地方格差と読書の話

北海道の地方の高校生だったとき、初めて片道2時間もかかる江別の蔦屋書店につれていってもらって感動したんだ。下から天井まで溢れるように本があって、哲学の本もなんだか見たことがないものばかり。お金はないから、秋元康隆先生の『意志の倫理学』と『若きウェルテルの悩み』あとは参考書だけ買ったと思う。

学術系の本なんて、地元じゃいいとこ数冊で、岩波文庫すら青なんて10冊程度しか置いてなかった。良い本も悪い本も、なんだかまだつかめていない、そんな中でこの二冊を選んだ自分を褒めたい。時々もっといろんな本を買っておけば…なんて思ったりするけど、お小遣いも全然もらえてなかったし、親につれてってもらったわけでもなかったから仕方ないね。親はそういうのを知らなかった。

実際店舗に行ってみると地域によってぜんっぜん品揃えも違うから仕方ないかと思うんだけど、蔦屋書店ゴミ!みたいなツイートを見るたびに、感動したあのときの自分が少し悲しくなっているのを感じる。

まあ、江別の蔦屋書店は大きいし、種類も豊富だし、カフェ併設…はどうだったかな、あんまり覚えてないけど。ともかく、あそこにアクセスできた環境っていうのはむしろ恵まれていたのかもしれない。知人に感謝である。

ちなみに古本屋という概念、ブックオフしかしらなかったし、なんなら古本って漫画しかないもんだと思ってた。漫画はいっぱいあった!地方に住んでると漫画の方がむしろメインカルチャーまであるね。

ちなみに地方格差とは関係ない超個人的な話でいうと、定期内の図書館も高校時代は建て替えの関係で全く行けなかった。他の図書館に行こうとすると定期の範囲外で、毎回往復500円は高校生には痛かった。

高校の図書館は先生の趣味なのか、小説が異様に多くて学術系はそんなに種類がなかった。高校の時は先生たちと仲が良くて、放課後勉強を聞きに行ったり、話してたんだけど、「哲学やりたいっていう高校生は受け持った生徒でほかに見たことない」ってよく言われてたし、仕方ないのかもね。自称進に入ったのがだめだったかも。(でも私の通ってた高校も先生も大好き!)

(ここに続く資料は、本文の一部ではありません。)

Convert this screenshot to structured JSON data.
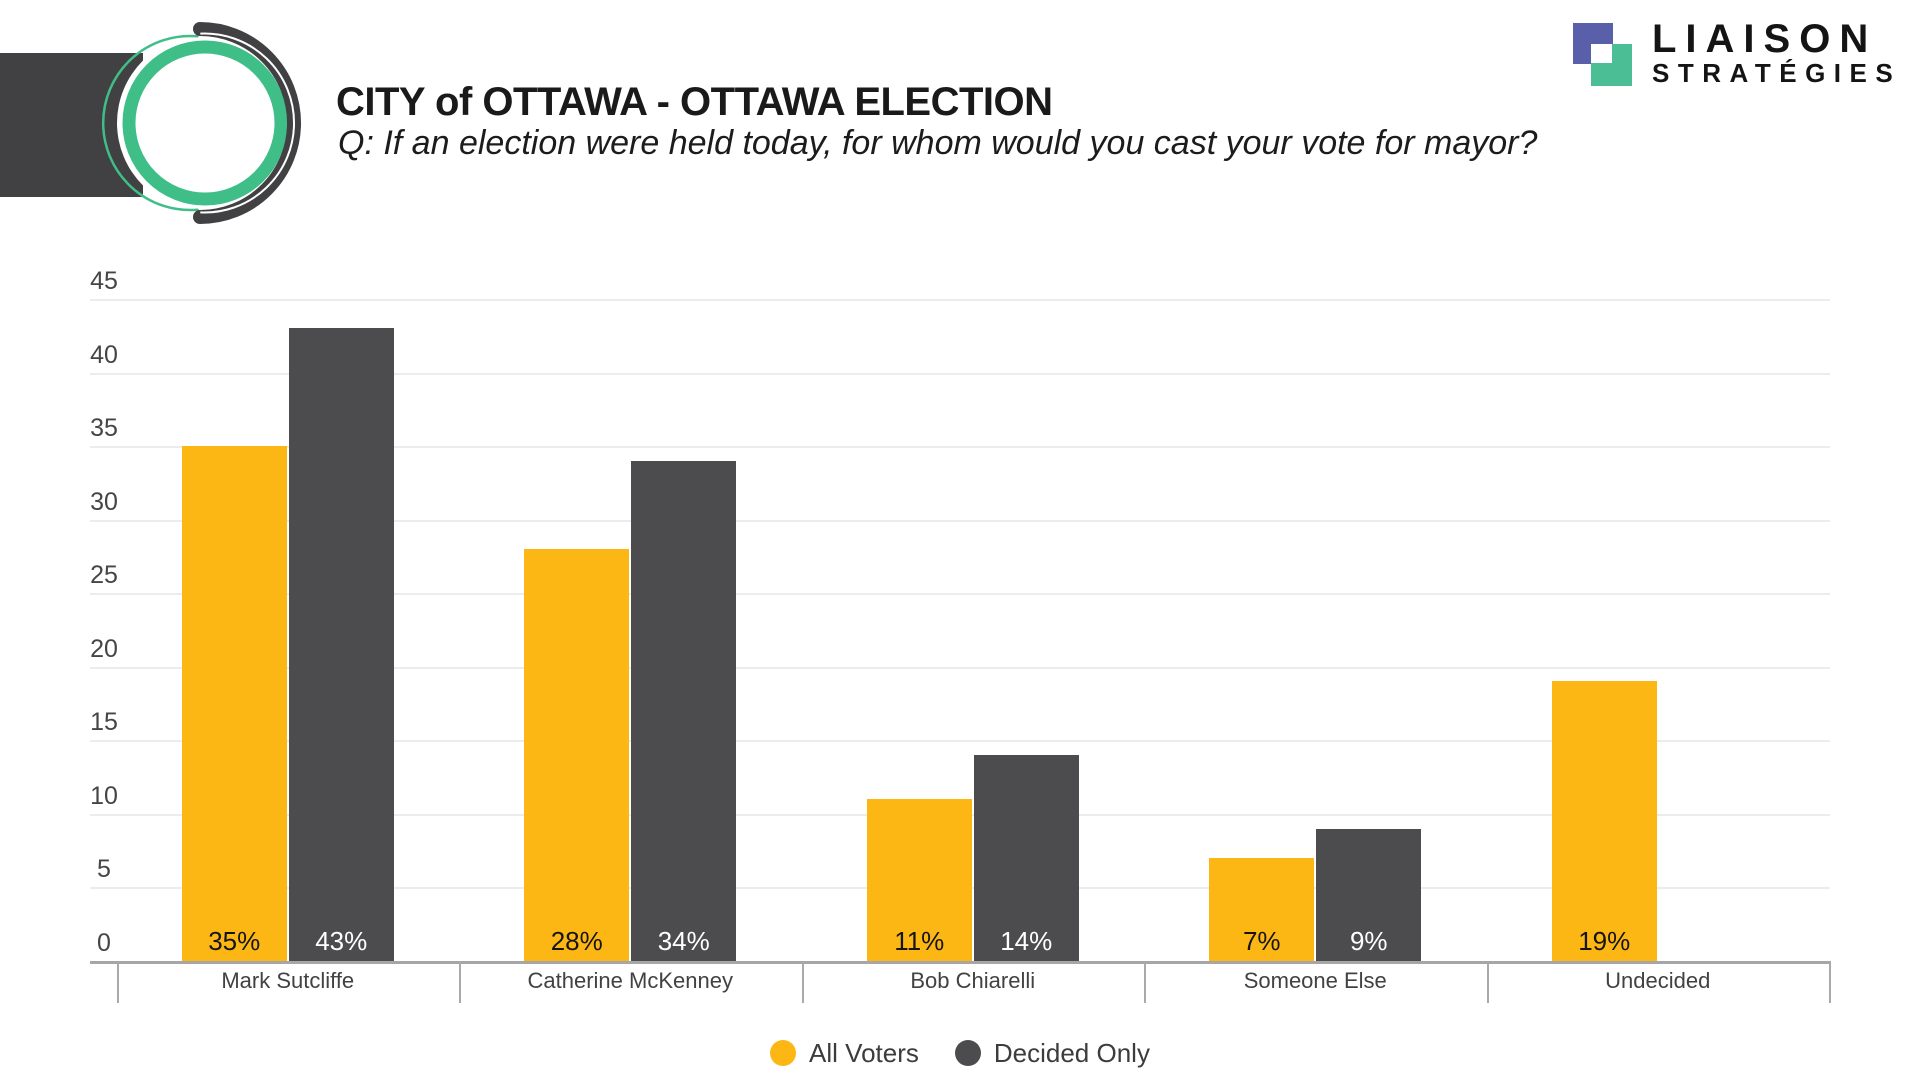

そのかわり、中学に上がる時におじいちゃんが買ってくれた電子辞書の中の日本文学1000選を沢山読んだのは覚えてる。授業中に。

なんでこんな話をしてるかって言うと、今日、地方格差の話をしていて、後輩が「例え地方であっても高校生になって読書しないのは意欲の問題」って言っていて、もちろんその場では反論したんだけどやりきれない気持ちが強かったんだけなんだ、ごめんね。




怠慢と言われたらそうなのかなーとも思ってしまう。地方でも頑張ってる人はいっぱいいるわけだし、実際私は知識があるわけでも頭の回転が早いわけでもない。今ですら、本や哲学といった知へのアクセスも自分から積極的にしていったかというと微妙なところもある。ほとんどが人との縁あってのことでしかないかもしれないなと思う。

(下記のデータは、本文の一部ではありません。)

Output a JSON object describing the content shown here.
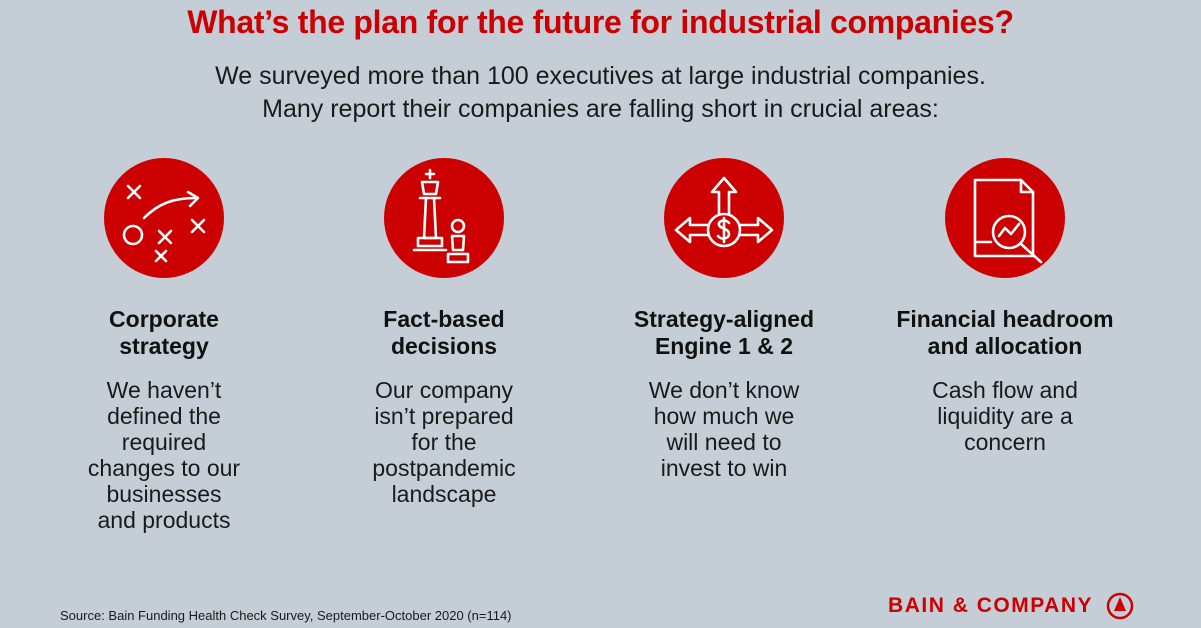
{
  "header": {
    "title": "What’s the plan for the future for industrial companies?",
    "subtitle_line1": "We surveyed more than 100 executives at large industrial companies.",
    "subtitle_line2": "Many report their companies are falling short in crucial areas:"
  },
  "columns": [
    {
      "icon": "strategy-play-icon",
      "heading": [
        "Corporate",
        "strategy"
      ],
      "body": [
        "We haven’t",
        "defined the",
        "required",
        "changes to our",
        "businesses",
        "and products"
      ]
    },
    {
      "icon": "chess-pieces-icon",
      "heading": [
        "Fact-based",
        "decisions"
      ],
      "body": [
        "Our company",
        "isn’t prepared",
        "for the",
        "postpandemic",
        "landscape"
      ]
    },
    {
      "icon": "dollar-arrows-icon",
      "heading": [
        "Strategy-aligned",
        "Engine 1 & 2"
      ],
      "body": [
        "We don’t know",
        "how much we",
        "will need to",
        "invest to win"
      ]
    },
    {
      "icon": "document-magnifier-icon",
      "heading": [
        "Financial headroom",
        "and allocation"
      ],
      "body": [
        "Cash flow and",
        "liquidity are a",
        "concern"
      ]
    }
  ],
  "footer": {
    "source": "Source: Bain Funding Health Check Survey, September-October 2020 (n=114)",
    "logo_text": "BAIN & COMPANY"
  },
  "colors": {
    "background": "#c5ced6",
    "accent": "#cc0000",
    "text": "#1a1a1a"
  }
}
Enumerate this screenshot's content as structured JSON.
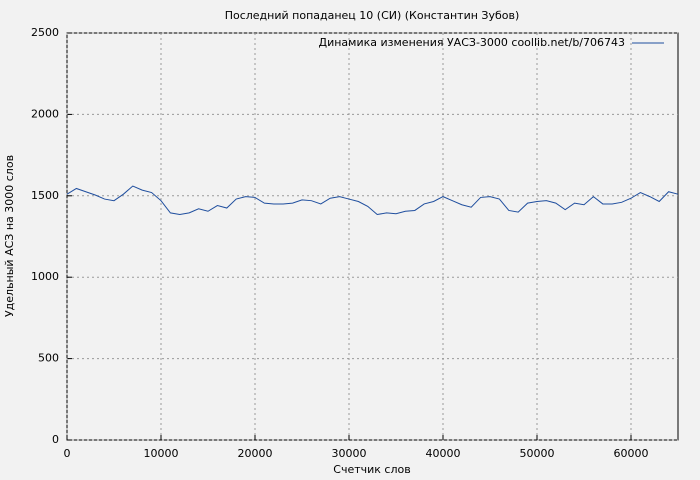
{
  "chart_data": {
    "type": "line",
    "title": "Последний попаданец 10 (СИ) (Константин Зубов)",
    "x_label": "Счетчик слов",
    "y_label": "Удельный АСЗ на 3000 слов",
    "x": [
      0,
      1000,
      2000,
      3000,
      4000,
      5000,
      6000,
      7000,
      8000,
      9000,
      10000,
      11000,
      12000,
      13000,
      14000,
      15000,
      16000,
      17000,
      18000,
      19000,
      20000,
      21000,
      22000,
      23000,
      24000,
      25000,
      26000,
      27000,
      28000,
      29000,
      30000,
      31000,
      32000,
      33000,
      34000,
      35000,
      36000,
      37000,
      38000,
      39000,
      40000,
      41000,
      42000,
      43000,
      44000,
      45000,
      46000,
      47000,
      48000,
      49000,
      50000,
      51000,
      52000,
      53000,
      54000,
      55000,
      56000,
      57000,
      58000,
      59000,
      60000,
      61000,
      62000,
      63000,
      64000,
      65000
    ],
    "series": [
      {
        "name": "Динамика изменения УАСЗ-3000 coollib.net/b/706743",
        "color": "#1f4e9e",
        "values": [
          1510,
          1545,
          1525,
          1505,
          1480,
          1470,
          1510,
          1560,
          1535,
          1520,
          1470,
          1395,
          1385,
          1395,
          1420,
          1405,
          1440,
          1425,
          1480,
          1495,
          1490,
          1455,
          1450,
          1450,
          1455,
          1475,
          1470,
          1450,
          1485,
          1495,
          1480,
          1465,
          1435,
          1385,
          1395,
          1390,
          1405,
          1410,
          1450,
          1465,
          1495,
          1470,
          1445,
          1430,
          1490,
          1495,
          1480,
          1410,
          1400,
          1455,
          1465,
          1470,
          1455,
          1415,
          1455,
          1445,
          1495,
          1450,
          1450,
          1460,
          1485,
          1520,
          1495,
          1465,
          1525,
          1510
        ]
      }
    ],
    "xlim": [
      0,
      65000
    ],
    "ylim": [
      0,
      2500
    ],
    "xticks": [
      0,
      10000,
      20000,
      30000,
      40000,
      50000,
      60000
    ],
    "yticks": [
      0,
      500,
      1000,
      1500,
      2000,
      2500
    ],
    "grid": true,
    "legend": "top-right"
  }
}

とはいえ、普段から触れてるものにはすぐにアクセスできるんだけど、思いつくアクセス方法がだめだと(本屋にめぼしいものはないし、図書館はいけないし…ってなると)それ以外があるって想定できなくて、そこで思考が止まっちゃってたなあと思う。本読みたい!ってなって「本 読むには」とかで検索しないもんなあ。ツイッターで哲学垢を作るなんて発想なかったし!すごい!成長やね。